An interesting post on this at Club Troppo caught my attention: The farm lobby, bloodied - but probably unbowed:
It’s amazing that farmers’ complaints on this issue were ever taken seriously. Indeed, the obvious takeaway from the report is that people in the farming business are all too ready to point to economic and regulatory issues that don’t actually exist. Were farm groups embarrassed by any of this? Not a bit. They reacted as they so frequently do, posing at the same time as rugged individualists and pitiable victims of capitalist forces beyond their control.Troppo also points to a recently published book, Breaking The Sheep's Back, by Charles Massey. Massey has a background in the wool industry and has written a detailed account of the industry's decline. He has estimated that the collapse of the wool reserve price scheme "precipitated what, in today's monetary values, stands as the biggest corporate-business disaster in Australian history"

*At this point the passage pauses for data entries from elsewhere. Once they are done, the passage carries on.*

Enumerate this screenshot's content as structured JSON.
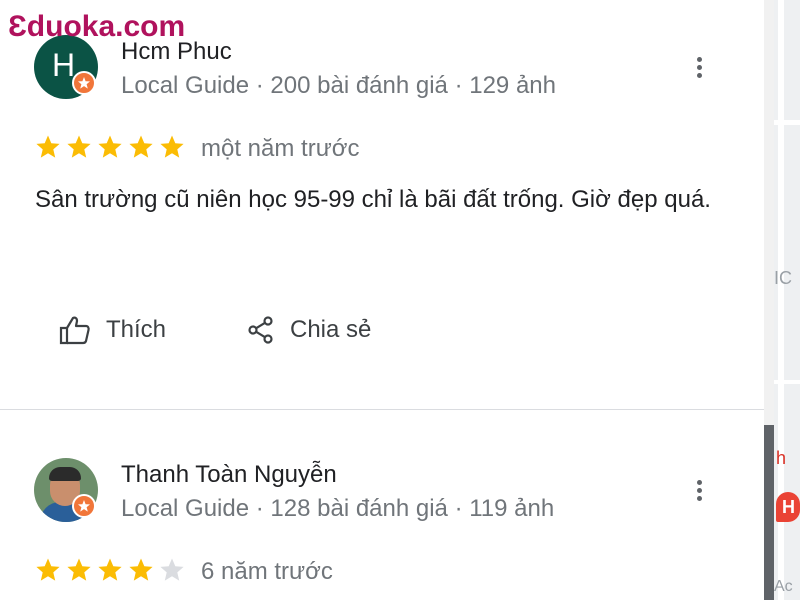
{
  "watermark": {
    "text": "Ɛduoka.com"
  },
  "reviews": [
    {
      "avatar_letter": "H",
      "name": "Hcm Phuc",
      "meta": "Local Guide · 200 bài đánh giá · 129 ảnh",
      "rating": 5,
      "date": "một năm trước",
      "text": "Sân trường cũ niên học 95-99  chỉ là bãi đất trống. Giờ đẹp quá.",
      "actions": {
        "like_label": "Thích",
        "share_label": "Chia sẻ"
      }
    },
    {
      "name": "Thanh Toàn Nguyễn",
      "meta": "Local Guide · 128 bài đánh giá · 119 ảnh",
      "rating": 4,
      "date": "6 năm trước"
    }
  ],
  "map_edge": {
    "labels": [
      "IC",
      "h",
      "H",
      "Ac"
    ]
  },
  "icons": {
    "more": "more-vert-icon",
    "like": "thumb-up-icon",
    "share": "share-icon",
    "badge": "local-guide-badge-icon",
    "star_filled": "star-filled-icon",
    "star_empty": "star-empty-icon"
  },
  "colors": {
    "star_filled": "#fbbc04",
    "star_empty": "#dadce0",
    "badge": "#f1763a",
    "watermark": "#b0125d",
    "secondary_text": "#70757a"
  }
}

Reviews of the book can be found at the SMH: Shrunken industry fleeced by politics and greed, and also by historian Ross Fitzgerald at The Oz: How an industry got fleeced:
Massy's fascinating expose demonstrates with considerable force the unforeseen effects that key ideas about "helping" an iconic industry via staunch protectionism, tariff walls, and other government interventions, have had in the not too recent past.Fitzgerald's description of Wool Board chairmann William Gunn as "energetic but fundamentally wrong headed" is a description that could equally apply to some more prominently outspoken agrarian socialist politicians today.